Supplementary Materials
Data Availability Statement
Source data are provided with this paper as a Source Data file. Alignment of sequencing data were realized using the hg19/GRCh37, the hg38/GRCh38 and the mm10/GRCh38 public databases of the GRC website (https://www.ncbi.nlm.nih.gov/grc).

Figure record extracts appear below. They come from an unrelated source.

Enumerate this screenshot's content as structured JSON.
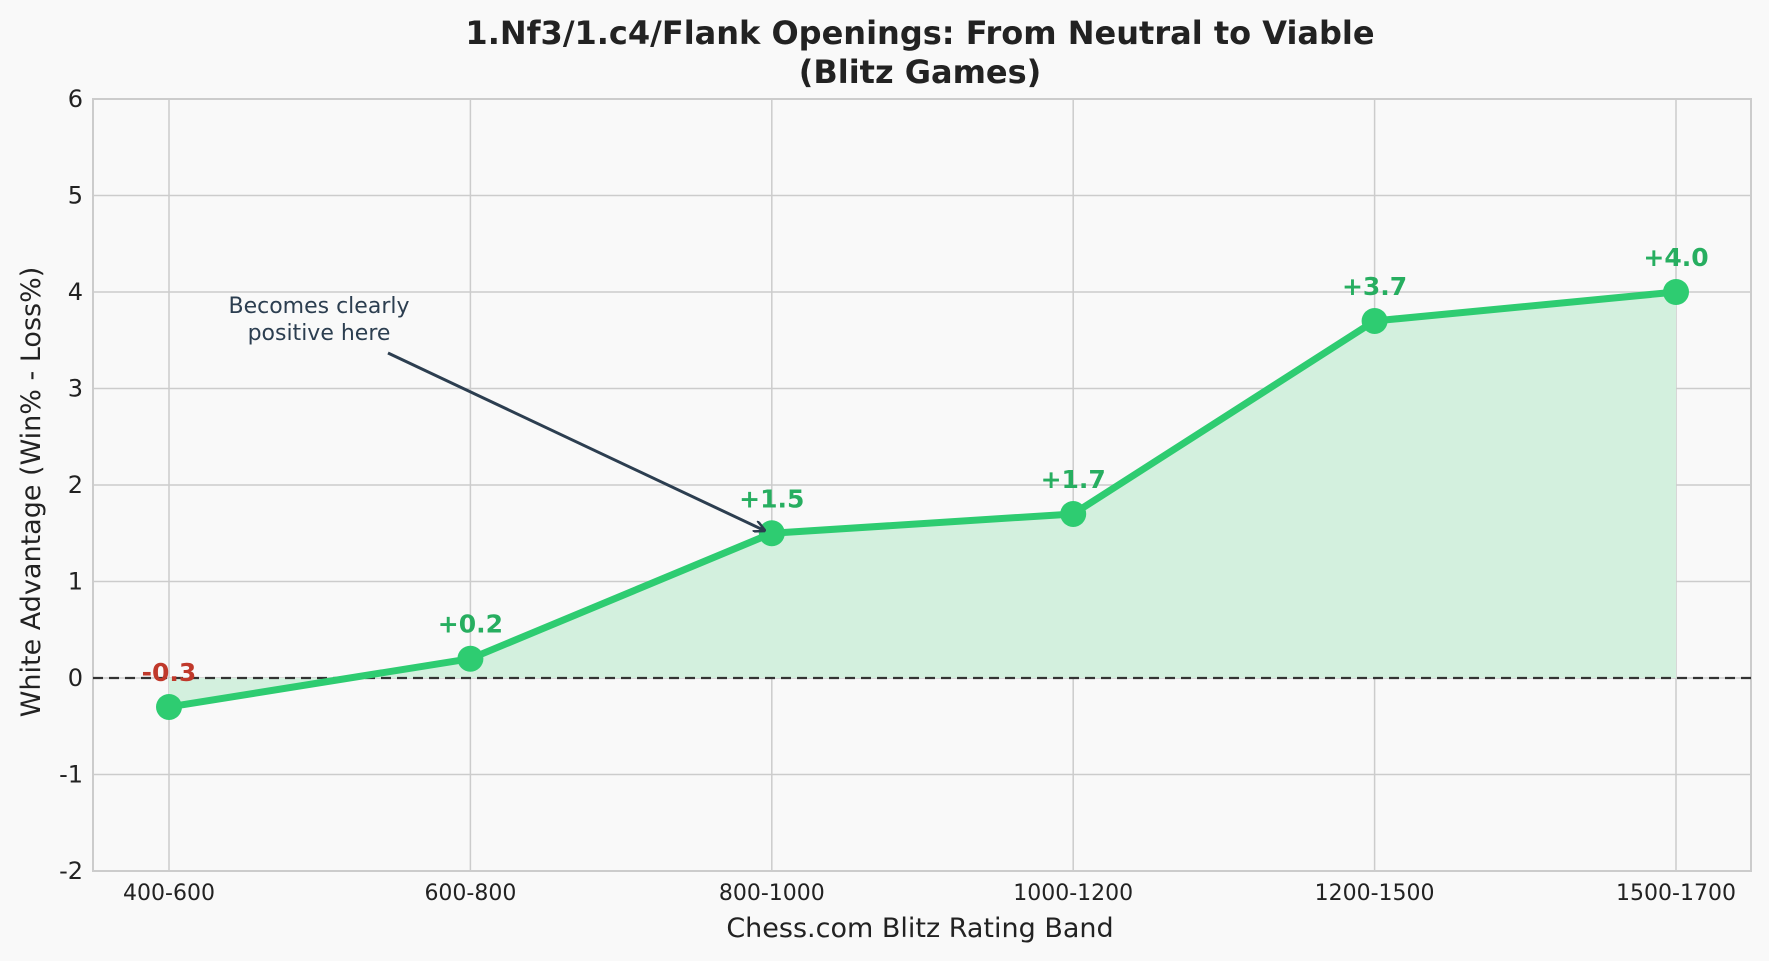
{
  "chart_data": {
    "type": "line",
    "title_lines": [
      "1.Nf3/1.c4/Flank Openings: From Neutral to Viable",
      "(Blitz Games)"
    ],
    "xlabel": "Chess.com Blitz Rating Band",
    "ylabel": "White Advantage (Win% - Loss%)",
    "categories": [
      "400-600",
      "600-800",
      "800-1000",
      "1000-1200",
      "1200-1500",
      "1500-1700"
    ],
    "values": [
      -0.3,
      0.2,
      1.5,
      1.7,
      3.7,
      4.0
    ],
    "data_labels": [
      "-0.3",
      "+0.2",
      "+1.5",
      "+1.7",
      "+3.7",
      "+4.0"
    ],
    "ylim": [
      -2,
      6
    ],
    "yticks": [
      -2,
      -1,
      0,
      1,
      2,
      3,
      4,
      5,
      6
    ],
    "grid": true,
    "reference_line": 0,
    "fill_to_zero": true,
    "annotation": {
      "lines": [
        "Becomes clearly",
        "positive here"
      ],
      "target_category": "800-1000",
      "target_value": 1.5
    },
    "colors": {
      "line": "#2ecc71",
      "fill": "#d3f0de",
      "positive_label": "#27ae60",
      "negative_label": "#c0392b",
      "annotation": "#2c3e50",
      "grid": "#cccccc",
      "reference": "#333333",
      "background": "#f9f9f9"
    }
  }
}
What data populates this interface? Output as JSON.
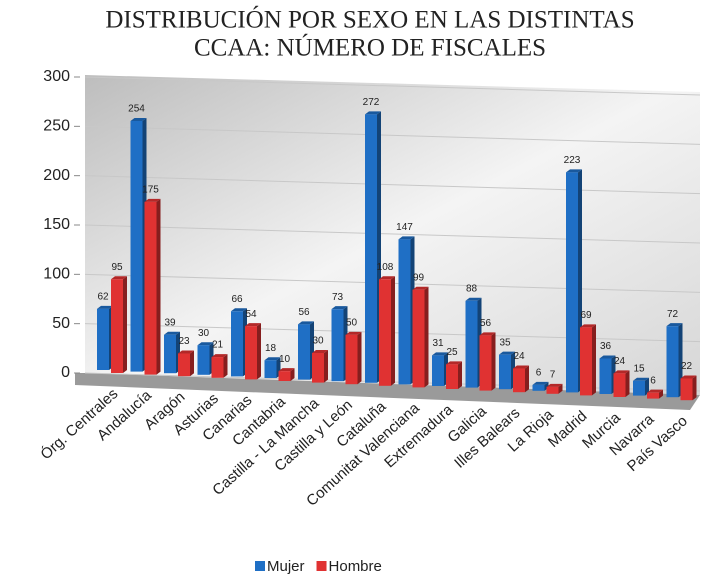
{
  "chart_data": {
    "type": "bar",
    "title": [
      "DISTRIBUCIÓN POR SEXO EN LAS DISTINTAS",
      "CCAA: NÚMERO DE FISCALES"
    ],
    "categories": [
      "Órg. Centrales",
      "Andalucía",
      "Aragón",
      "Asturias",
      "Canarias",
      "Cantabria",
      "Castilla - La Mancha",
      "Castilla y León",
      "Cataluña",
      "Comunitat Valenciana",
      "Extremadura",
      "Galicia",
      "Illes Balears",
      "La Rioja",
      "Madrid",
      "Murcia",
      "Navarra",
      "País Vasco"
    ],
    "series": [
      {
        "name": "Mujer",
        "color": "#1f6fc5",
        "values": [
          62,
          254,
          39,
          30,
          66,
          18,
          56,
          73,
          272,
          147,
          31,
          88,
          35,
          6,
          223,
          36,
          15,
          72
        ]
      },
      {
        "name": "Hombre",
        "color": "#e03232",
        "values": [
          95,
          175,
          23,
          21,
          54,
          10,
          30,
          50,
          108,
          99,
          25,
          56,
          24,
          7,
          69,
          24,
          6,
          22
        ]
      }
    ],
    "ylim": [
      0,
      300
    ],
    "yticks": [
      0,
      50,
      100,
      150,
      200,
      250,
      300
    ],
    "grid": true,
    "legend": "bottom"
  }
}
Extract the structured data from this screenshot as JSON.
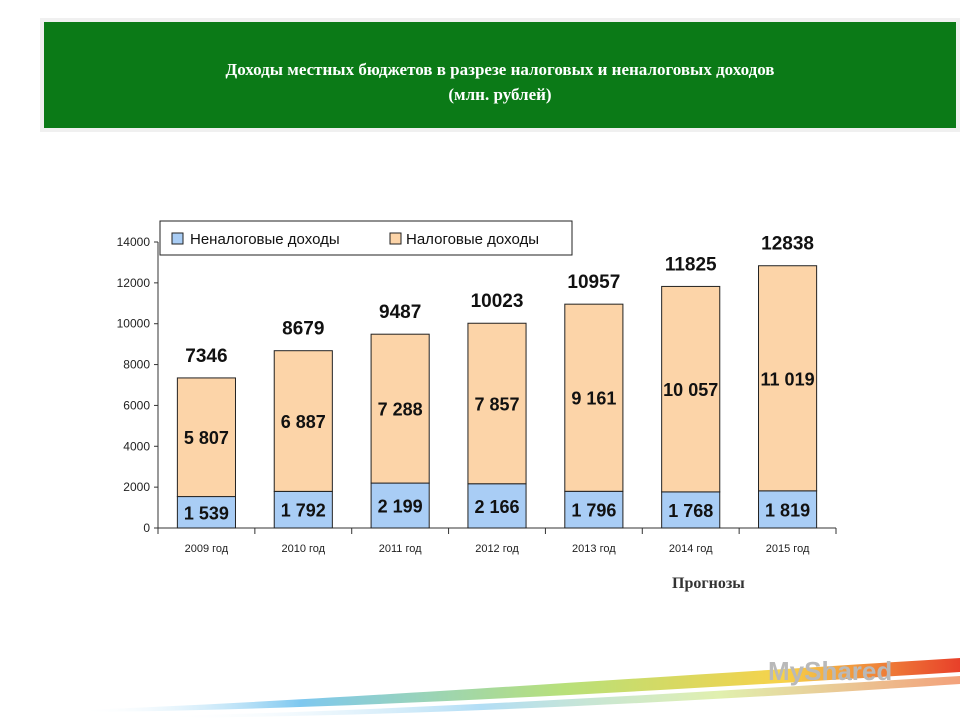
{
  "header": {
    "title_line1": "Доходы  местных бюджетов в разрезе налоговых и неналоговых доходов",
    "title_line2": "(млн. рублей)",
    "bg_color": "#0b7a17"
  },
  "chart_data": {
    "type": "bar",
    "stacked": true,
    "categories": [
      "2009 год",
      "2010 год",
      "2011 год",
      "2012 год",
      "2013 год",
      "2014 год",
      "2015 год"
    ],
    "series": [
      {
        "name": "Неналоговые доходы",
        "values": [
          1539,
          1792,
          2199,
          2166,
          1796,
          1768,
          1819
        ],
        "labels": [
          "1 539",
          "1 792",
          "2 199",
          "2 166",
          "1 796",
          "1 768",
          "1 819"
        ],
        "color": "#a9cdf5"
      },
      {
        "name": "Налоговые доходы",
        "values": [
          5807,
          6887,
          7288,
          7857,
          9161,
          10057,
          11019
        ],
        "labels": [
          "5 807",
          "6 887",
          "7 288",
          "7 857",
          "9 161",
          "10 057",
          "11 019"
        ],
        "color": "#fcd4a8"
      }
    ],
    "totals": [
      7346,
      8679,
      9487,
      10023,
      10957,
      11825,
      12838
    ],
    "total_labels": [
      "7346",
      "8679",
      "9487",
      "10023",
      "10957",
      "11825",
      "12838"
    ],
    "ylim": [
      0,
      14000
    ],
    "yticks": [
      0,
      2000,
      4000,
      6000,
      8000,
      10000,
      12000,
      14000
    ],
    "ytick_labels": [
      "0",
      "2000",
      "4000",
      "6000",
      "8000",
      "10000",
      "12000",
      "14000"
    ],
    "legend_position": "top-left",
    "grid": false
  },
  "footer": {
    "forecast_note": "Прогнозы",
    "logo_text": "MyShared"
  }
}
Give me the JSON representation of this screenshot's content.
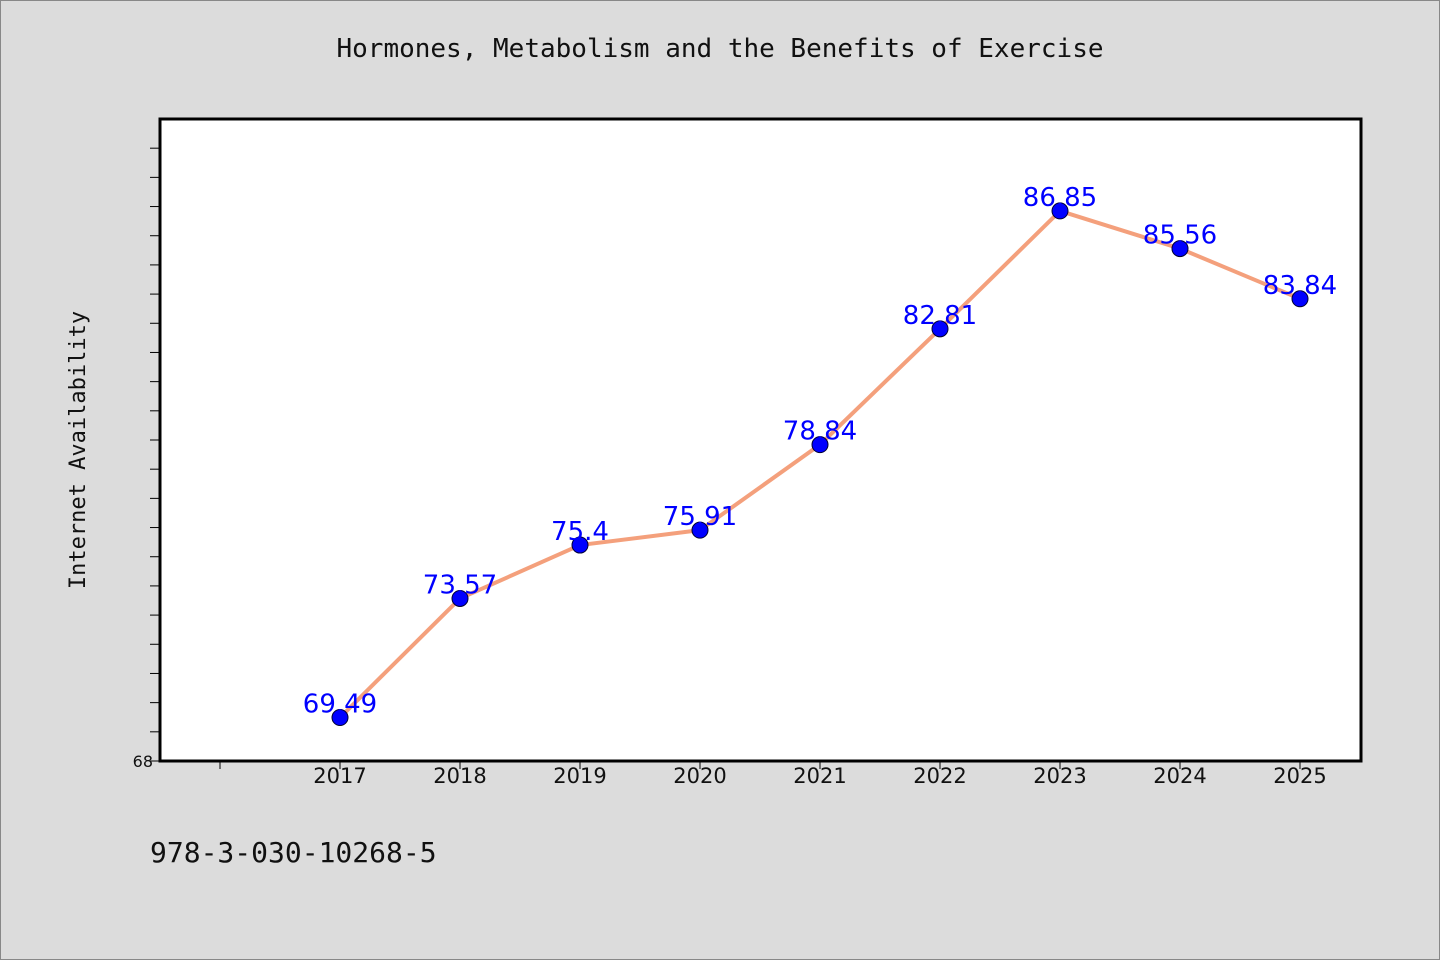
{
  "title": "Hormones, Metabolism and the Benefits of Exercise",
  "footer_code": "978-3-030-10268-5",
  "colors": {
    "background": "#dcdcdc",
    "plot_background": "#ffffff",
    "line": "#f4a07c",
    "marker": "#0000ff",
    "data_label": "#0000ff"
  },
  "chart_data": {
    "type": "line",
    "title": "Hormones, Metabolism and the Benefits of Exercise",
    "xlabel": "",
    "ylabel": "Internet Availability",
    "x": [
      "2017",
      "2018",
      "2019",
      "2020",
      "2021",
      "2022",
      "2023",
      "2024",
      "2025"
    ],
    "series": [
      {
        "values": [
          69.49,
          73.57,
          75.4,
          75.91,
          78.84,
          82.81,
          86.85,
          85.56,
          83.84
        ]
      }
    ],
    "data_labels": [
      "69.49",
      "73.57",
      "75.4",
      "75.91",
      "78.84",
      "82.81",
      "86.85",
      "85.56",
      "83.84"
    ],
    "ylim": [
      68,
      90
    ],
    "y_tick_labels": [
      "68"
    ],
    "grid": false,
    "legend": "none"
  }
}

ChIP-seq (RRID:SCR_001237) data of cell lines are available in Gene Expression Omnibus (GEO, RRID:SCR_005012) under the accession code GSE154907. All single-cell RNA-seq from biopsies and PDXs, RNA-seq and ChIP-seq data on the IC-pPDXC-63 cell line are available in European Genome-Phenome Archive (EGA) under the accession numbers EGAS00001004781 and EGAS00001005322. The study EGAS00001004781 contains three datasets: EGAD00001006557 (4 Fastq files of the ChIPseq done with the IC-pPDXC-63 cell line), EGAD00001007870 (22 BAM files corresponding to the scRNAseq done with PDXs and cell lines) and EGAD00001006558 (72 BAM and Fastq files of corresponding bulk RNAseq). The study EGAS00001005322 contains one dataset EGAD00001006556 which includes the 19 BAM files of the scRNAseq performed on neuroblastoma patient biopsies. Patient tumor bulk RNAseq have already been published74 and are accessible in EGA under the accession number EGAS00001007161. Access to EGA archive datasets is obtained by formal application to the Data Access Committee (DAC). Each DAC requires users/applicants to sign a Data Access Agreement (DAA), which details the terms and conditions of use for each dataset. Source data are provided with this paper.
Availability of the IC-pPDXC-63 and IC-pPDXC-109 models generated in this study is subjected to a Material Transfer Agreement.